Fin comme le musc, Blondet vit plus d’un secret dans l’accent, dans le geste, dans l’air de Lucien; tout en l’adoucissant, il sut donc resserrer par ces paroles la gourmette de la bride. Il voulait connaître les raisons du retour de Lucien à Paris, ses projets, ses moyens d’existence.

—A genoux devant une supériorité que tu n’auras jamais, quoique tu sois Finot! reprit-il. Admets monsieur, et sur-le-champ, au nombre des hommes forts à qui l’avenir appartient, il est des nôtres! Spirituel et beau, ne doit-il pas arriver par tes quibuscumque viis? Le voilà dans sa bonne armure de Milan, avec sa puissante dague à moitié tirée, et son pennon arboré! Tudieu! Lucien, où donc as-tu volé ce joli gilet? Il n’y a que l’amour pour savoir trouver de pareilles étoffes. Avons-nous un domicile? Dans ce moment, j’ai besoin de savoir les adresses de mes amis, je ne sais où coucher. Finot m’a mis à la porte pour ce soir, sous le vulgaire prétexte d’une bonne fortune.

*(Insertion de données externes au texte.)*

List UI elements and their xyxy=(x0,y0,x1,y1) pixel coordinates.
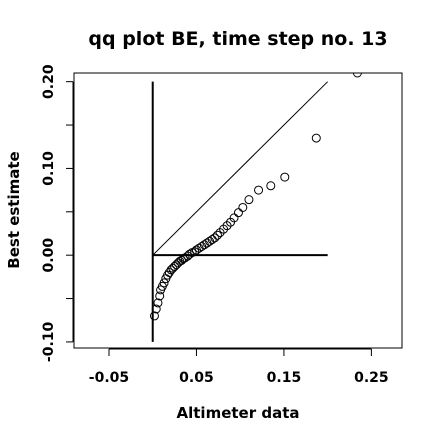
chart-title: qq plot BE, time step no. 13 xyxy=(88,28,387,50)
data-point xyxy=(352,73,362,78)
x-axis: -0.05 0.05 0.15 0.25 xyxy=(89,348,389,386)
y-tick-label: 0.10 xyxy=(41,151,57,186)
data-points xyxy=(149,73,362,321)
x-tick-label: -0.05 xyxy=(89,370,129,386)
data-point xyxy=(238,202,248,212)
y-tick-label: 0.00 xyxy=(41,238,57,273)
plot-frame xyxy=(73,72,403,349)
y-tick-label: -0.10 xyxy=(41,321,57,362)
data-point xyxy=(210,233,220,243)
reference-line xyxy=(152,81,329,256)
data-point xyxy=(155,291,165,301)
y-axis: -0.10 0.00 0.10 0.20 xyxy=(41,64,74,362)
data-point xyxy=(151,304,161,314)
data-point xyxy=(280,172,290,182)
x-tick-label: 0.25 xyxy=(354,370,389,386)
data-point xyxy=(311,133,321,143)
y-tick-label: 0.20 xyxy=(41,64,57,99)
data-point xyxy=(149,311,159,321)
data-point xyxy=(159,278,169,288)
data-point xyxy=(266,181,276,191)
data-point xyxy=(207,235,217,245)
data-point xyxy=(184,249,194,259)
data-point xyxy=(244,195,254,205)
x-axis-label: Altimeter data xyxy=(177,404,300,422)
data-point xyxy=(178,254,188,264)
data-point xyxy=(212,230,222,240)
data-point xyxy=(254,185,264,195)
data-point xyxy=(229,213,239,223)
y-axis-label: Best estimate xyxy=(5,151,23,268)
x-tick-label: 0.05 xyxy=(179,370,214,386)
data-point xyxy=(153,298,163,308)
data-point xyxy=(233,208,243,218)
x-tick-label: 0.15 xyxy=(267,370,302,386)
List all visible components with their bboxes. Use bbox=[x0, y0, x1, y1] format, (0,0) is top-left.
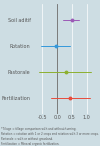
Text: *Tillage = tillage comparison with and without/turning.
Rotation = rotation with: *Tillage = tillage comparison with and w… bbox=[1, 127, 99, 146]
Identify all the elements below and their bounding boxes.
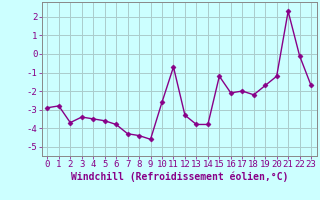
X-axis label: Windchill (Refroidissement éolien,°C): Windchill (Refroidissement éolien,°C) xyxy=(70,172,288,182)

—Mon cher, répondit Lucien, j’ai mis en pratique un axiome avec lequel on est sûr de vivre tranquille: Fuge, late, tace. Je vous laisse.

—Mais je ne te laisse pas que tu ne t’acquittes envers moi d’une dette sacrée, ce petit souper, hein? dit Blondet qui donnait un peu trop dans la bonne chère et qui se faisait traiter quand il se trouvait sans argent.